Phoenix doctor offers unique hair loss treatment
PHOENIX (KSAZ) - Hormones, disease, genetics: these are all factors that can cause baldness in men, as well as women.
A hair growth expert in the Valley, however, is offering hope.
While the use of Plasma Rich Protein (PRP) to generate growth is not a new technique, Dr. Lee Laris is now injecting the serum-like substance directly into scalps, and the results speak for themselves.
For patients like Lynette Rike, the procedure begins with taking pictures, of her head. For Rike, the road to treatment began, years ago.
"Probably three, four years ago, I was not feeling right," said Rike. "Feeling like I was having trouble breathing all the time. Went to lots of different doctors to see what was wrong, and was finally diagnosed with Valley Fever."
Rike was eventually treated for her symptoms, but six months after that, the medicines she took had a startling and scary side effect: hair loss. Rike's hair began to fall out, in what she described as clumps.
"I'm kind of freaking out because I am thinking I have to stay on this medication because it was working, but I'm thinking how much hair am i going to keep losing?" said Rike.
There was a chance that Rike's own blood -- more specifically, the Plasma Rich Protein in her blood, can help her hair grow back. Under Laris' treatment, the light colored, serum-like substance directly into the scalp.

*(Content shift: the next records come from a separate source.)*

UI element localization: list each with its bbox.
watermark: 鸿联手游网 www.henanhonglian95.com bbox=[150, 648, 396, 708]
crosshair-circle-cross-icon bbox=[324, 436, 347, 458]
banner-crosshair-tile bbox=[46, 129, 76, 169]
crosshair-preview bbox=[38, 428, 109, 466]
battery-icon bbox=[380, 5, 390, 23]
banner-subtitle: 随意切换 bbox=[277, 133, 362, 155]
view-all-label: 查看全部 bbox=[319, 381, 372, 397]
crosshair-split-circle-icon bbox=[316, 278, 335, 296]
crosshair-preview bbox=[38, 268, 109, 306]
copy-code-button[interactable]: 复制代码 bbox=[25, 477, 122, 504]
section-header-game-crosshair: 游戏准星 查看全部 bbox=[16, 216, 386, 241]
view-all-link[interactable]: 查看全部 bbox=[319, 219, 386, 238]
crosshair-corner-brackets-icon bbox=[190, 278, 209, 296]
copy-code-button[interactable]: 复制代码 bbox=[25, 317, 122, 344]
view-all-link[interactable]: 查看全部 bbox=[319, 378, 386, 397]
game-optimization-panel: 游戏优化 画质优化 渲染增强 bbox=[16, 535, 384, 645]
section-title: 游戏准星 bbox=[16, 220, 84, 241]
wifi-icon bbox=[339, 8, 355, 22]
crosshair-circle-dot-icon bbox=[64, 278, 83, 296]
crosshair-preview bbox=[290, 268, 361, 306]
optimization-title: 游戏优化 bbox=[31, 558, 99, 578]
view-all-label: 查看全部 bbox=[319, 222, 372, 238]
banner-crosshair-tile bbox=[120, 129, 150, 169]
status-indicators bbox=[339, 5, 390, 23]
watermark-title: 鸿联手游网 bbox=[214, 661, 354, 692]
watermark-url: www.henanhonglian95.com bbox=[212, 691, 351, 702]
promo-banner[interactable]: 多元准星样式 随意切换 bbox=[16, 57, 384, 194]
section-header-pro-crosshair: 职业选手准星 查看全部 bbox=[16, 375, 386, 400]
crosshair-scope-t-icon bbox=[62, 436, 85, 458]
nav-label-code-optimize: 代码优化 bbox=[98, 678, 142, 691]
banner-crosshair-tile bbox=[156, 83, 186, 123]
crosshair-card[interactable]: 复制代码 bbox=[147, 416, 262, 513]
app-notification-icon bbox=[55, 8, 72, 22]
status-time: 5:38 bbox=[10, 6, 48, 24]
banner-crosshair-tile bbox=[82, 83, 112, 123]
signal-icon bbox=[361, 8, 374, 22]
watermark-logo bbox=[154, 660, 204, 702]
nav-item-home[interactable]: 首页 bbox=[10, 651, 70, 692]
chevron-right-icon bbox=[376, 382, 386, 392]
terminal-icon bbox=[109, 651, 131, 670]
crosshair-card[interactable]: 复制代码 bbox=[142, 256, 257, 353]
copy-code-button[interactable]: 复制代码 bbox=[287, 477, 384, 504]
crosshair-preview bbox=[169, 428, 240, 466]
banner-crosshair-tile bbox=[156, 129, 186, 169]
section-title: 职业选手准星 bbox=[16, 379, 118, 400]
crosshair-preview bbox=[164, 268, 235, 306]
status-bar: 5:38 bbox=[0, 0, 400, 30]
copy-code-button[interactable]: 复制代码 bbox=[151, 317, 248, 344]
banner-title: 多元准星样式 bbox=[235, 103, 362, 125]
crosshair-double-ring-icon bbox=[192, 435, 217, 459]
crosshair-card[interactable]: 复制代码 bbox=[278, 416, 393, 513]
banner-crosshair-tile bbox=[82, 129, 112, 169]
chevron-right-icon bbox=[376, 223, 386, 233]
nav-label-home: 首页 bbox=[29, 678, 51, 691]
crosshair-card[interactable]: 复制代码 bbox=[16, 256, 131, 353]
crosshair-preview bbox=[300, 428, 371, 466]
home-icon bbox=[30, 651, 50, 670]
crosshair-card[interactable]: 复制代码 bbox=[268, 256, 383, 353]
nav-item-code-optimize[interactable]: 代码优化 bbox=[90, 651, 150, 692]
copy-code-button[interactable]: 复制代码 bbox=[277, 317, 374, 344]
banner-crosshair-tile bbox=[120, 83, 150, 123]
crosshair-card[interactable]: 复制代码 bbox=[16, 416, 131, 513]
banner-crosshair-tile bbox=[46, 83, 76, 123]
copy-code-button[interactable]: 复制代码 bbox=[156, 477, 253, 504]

"PRP was used initially in Asia, and they did a lot of studies with it for healing," said Laris, who is with the Phoenix Skin Medical Surgical Group. "It came into the U.S. first for orthopedic use. What we're finding is when we inject the PRP into the area where we are trying to make changes, it calls that 'construction crew' those cells into the area, and call stem cells into the area."
Laris has been studying and treating hair loss for 25 years. It's a condition that affects 35 million men and 21 million women, in this country alone. A recent study shows after four PRP treatments, hair count increased from an average number of 71 hair follicular units, to 93.
Patients say the results speak for themselves.
"This hair line used to come back through here," said McKenzie Kelly. The 27-year-old aesthetics manager at Phoenix Skin helped test the procedure.
"After that second treatment, when I went to go do my third one, we took photos again i could not believe," said Kelly.
Dr. Laris said there are limitations.
"I do tell all of my patients that come in with smooth bald head that it most likely won't work for them," said Dr. Laris. "I do tell most of my patients though that have early thinning that have some velous hairs, which are the little baby hairs and that have early loss that hey should see a difference."
Dr. Laris recommends a series of three treatments, each involving about a dozen injections. Patietns can expect little to no side effects. There may be some discomfort, but patients like Rike said it's worth the awaited results.
"Who likes needles? nobody," said Rike. "It makes me excited to think that we could get my hair back to normal, you know, or at least close to be being what it was."
The cost for a package of three PRP treatments is about $900.